Majid had come in to at number three, if I remember correctly and my fellow-commentators reminded me that he was due to play the fastest innings of the season and I almost felt as if they were taunting me. Majid was a batsman who was not afraid to hit the ball in the air but there was nothing slam-bang about his batting. Certainly he was no Shahid Afridi. But that morning in Swansea, he batted like a man possessed. It was all systems go and he hit 13 sixes or some number in that vicinity. He cut, pulled, drove and he did not play a single wild hoick. These were orthodox cricket shots. He made the fastest century of the season. Incidentally, this was the innings that got him his contract to play for Glamorgan.
But he was not making runs in the Test matches. In 1974 I managed the Pakistan team that toured England and Majid Khan was one of our batting stars. But he had still to make a Test hundred. I noticed that he would sit in the dressing room and would be reading a book. In fact, he had borrowed Edgar Snow’s Red Star Over China from me and bring it to the ground and even when padded up, his face was buried in the book. Somehow this didn’t seem right to me.
I don’t know what possessed me but I had this gut-feeling that Majid might be better off if he was opening the innings. I sent for him and asked him whether he would consider opening the innings. Majid does not show too much emotion and he simply told me that if I wanted him to open the innings, he would so. I told him that he was missing the point of the discussion. I was not giving him orders but simply asking him to consider the possibility. There was no pressure from my side and it would have to be his own decision, taken freely by him. He said that he would open.
I think it was the most important cricket decision of his career. It surprised a lot of people and cricket experts in England felt that we had taken a huge risk. But it worked.

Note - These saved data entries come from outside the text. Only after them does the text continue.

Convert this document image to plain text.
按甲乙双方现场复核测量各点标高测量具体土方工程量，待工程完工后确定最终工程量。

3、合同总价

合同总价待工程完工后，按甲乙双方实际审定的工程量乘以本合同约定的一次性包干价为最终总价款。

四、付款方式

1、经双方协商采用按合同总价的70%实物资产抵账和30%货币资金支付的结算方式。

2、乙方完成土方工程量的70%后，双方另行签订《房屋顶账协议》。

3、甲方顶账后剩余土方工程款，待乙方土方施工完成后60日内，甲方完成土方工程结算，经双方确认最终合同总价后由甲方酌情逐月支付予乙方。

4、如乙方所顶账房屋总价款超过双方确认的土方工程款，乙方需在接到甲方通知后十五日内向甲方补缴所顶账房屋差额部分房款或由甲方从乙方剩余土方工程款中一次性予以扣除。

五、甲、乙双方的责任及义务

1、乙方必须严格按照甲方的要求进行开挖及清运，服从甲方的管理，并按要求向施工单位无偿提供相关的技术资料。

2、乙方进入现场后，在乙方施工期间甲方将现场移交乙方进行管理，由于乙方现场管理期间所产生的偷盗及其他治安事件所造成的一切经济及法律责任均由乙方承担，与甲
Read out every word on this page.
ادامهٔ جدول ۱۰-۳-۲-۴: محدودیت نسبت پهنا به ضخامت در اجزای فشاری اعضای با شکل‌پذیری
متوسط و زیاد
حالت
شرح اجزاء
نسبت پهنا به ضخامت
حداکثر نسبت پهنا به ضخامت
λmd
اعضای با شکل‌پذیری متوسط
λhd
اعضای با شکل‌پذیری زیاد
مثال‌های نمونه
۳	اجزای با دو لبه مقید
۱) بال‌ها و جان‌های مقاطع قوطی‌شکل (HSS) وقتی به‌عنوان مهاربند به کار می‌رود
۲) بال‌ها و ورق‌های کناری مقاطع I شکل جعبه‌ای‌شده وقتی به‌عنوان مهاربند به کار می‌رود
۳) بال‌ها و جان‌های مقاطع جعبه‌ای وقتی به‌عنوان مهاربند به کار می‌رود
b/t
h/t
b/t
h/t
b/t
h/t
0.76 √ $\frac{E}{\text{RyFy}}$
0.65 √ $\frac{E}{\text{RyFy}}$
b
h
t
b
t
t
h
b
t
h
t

One summer’s day in London, Iftikhar Ahmed and I were having lunch at a pub in Lancaster Gate overlooking Hyde Park when Ifthi mentioned to me that Kent was playing Cambridge, at Cambridge. So we decided to take a train to Cambridge and when we got to the Fenner’s Ground, Majid Khan was batting and when he batted classrooms would empty and the students would come and watch him bat. He had a hundred that afternoon. Later he took us on a tour of Cambridge and finally we took the train back to London.
Majid is, of course, a cousin of Javed Burki and Imran Khan. He is different to them. He seems to be too earnest and I think he takes himself a little too seriously. He is a man of definite opinions and can be inflexible. But I have been very fond of him. Tallulah Bankhead, the great stage and screen actress had once said of Dewey, when he was running for president that he was too perfect. If only he had a gravy stain on his tie, she might vote for him. I always felt that Majid needed to unwind. But he was a class act when he was batting.